SAN FRANCISCO — Samsung described a new neural-network accelerator for smartphones that matches blocks from rivals such as Huawei. Toshiba detailed one for self-driving cars that pulls ahead of competitors such as Intel’s Mobileye at the International Solid-State Circuits Conference here.
A 5.5-mm 2 block in the latest 8-nm Exynos chip delivers 1.9 tera-operations/second (TOPS) using 8-bit precision running at up to 933 MHz, said Jinook Song, a Samsung AI engineer. That’s about the rating for the latest Kirin processor in Huawei phones and the latest commercial IP blocks.
However, the block hits performance of 6.937 TOPS when a neural net allows pruning of up to three-quarters of its weight. The chip delivers a range of 4.5 to 11.5 TOPS/W when consuming from 39 mW at 0.5 V to 1.553 W at 0.8 V.
Samsung detailed its 8-nm Exynos deep-learning block and its performance.

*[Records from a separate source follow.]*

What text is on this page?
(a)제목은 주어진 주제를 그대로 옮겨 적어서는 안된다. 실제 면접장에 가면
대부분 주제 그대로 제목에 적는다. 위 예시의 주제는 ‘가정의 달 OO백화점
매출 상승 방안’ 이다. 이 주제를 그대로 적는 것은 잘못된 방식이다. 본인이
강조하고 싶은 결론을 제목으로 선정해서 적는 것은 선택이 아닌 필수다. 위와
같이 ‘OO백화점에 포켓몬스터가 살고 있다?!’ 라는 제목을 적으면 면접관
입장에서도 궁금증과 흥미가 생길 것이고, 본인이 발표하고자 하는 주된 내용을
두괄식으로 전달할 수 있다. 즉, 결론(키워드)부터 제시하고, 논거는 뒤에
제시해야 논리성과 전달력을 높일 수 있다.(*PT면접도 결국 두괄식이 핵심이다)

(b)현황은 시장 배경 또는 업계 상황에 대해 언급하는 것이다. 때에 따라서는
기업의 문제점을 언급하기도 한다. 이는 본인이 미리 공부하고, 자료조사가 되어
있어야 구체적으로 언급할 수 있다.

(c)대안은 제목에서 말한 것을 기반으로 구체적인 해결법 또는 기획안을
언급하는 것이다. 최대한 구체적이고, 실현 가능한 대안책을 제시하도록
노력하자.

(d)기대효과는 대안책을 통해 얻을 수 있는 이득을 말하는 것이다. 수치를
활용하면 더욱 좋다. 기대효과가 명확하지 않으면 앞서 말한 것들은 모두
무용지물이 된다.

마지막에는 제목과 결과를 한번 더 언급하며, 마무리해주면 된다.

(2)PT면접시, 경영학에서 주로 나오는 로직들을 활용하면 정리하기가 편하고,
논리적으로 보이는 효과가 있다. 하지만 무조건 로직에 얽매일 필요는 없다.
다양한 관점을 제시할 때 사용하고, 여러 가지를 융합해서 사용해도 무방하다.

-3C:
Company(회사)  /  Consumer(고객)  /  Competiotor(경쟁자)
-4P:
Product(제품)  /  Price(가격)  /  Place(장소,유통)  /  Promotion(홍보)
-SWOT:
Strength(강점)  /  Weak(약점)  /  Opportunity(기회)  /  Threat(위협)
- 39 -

Click to enlarge. (Source: ISSCC)
Like mobile architectures from Cadence, Ceva, and Nvidia, the Samsung chip makes heavy use of pruning and quantization, running 8- and 16-bit operations to optimize for efficiency and network sparsity. “If you are not using sparsity and compression at this point, you are behind the curve,” said Mike Demler, an analyst from the Linley Group who was attending the session.
It’s not clear if the implementation is a full dataflow architecture, another trend implemented in the latest IP blocks, Demler said.
The Samsung design appears in the latest Exynos chip and is expected to be used in at least some new handsets that the South Korean giant is announcing as early as this week. To enhance parallelism, it uses two cores, each with two data-staging units sharing 512-KByte scratch pads.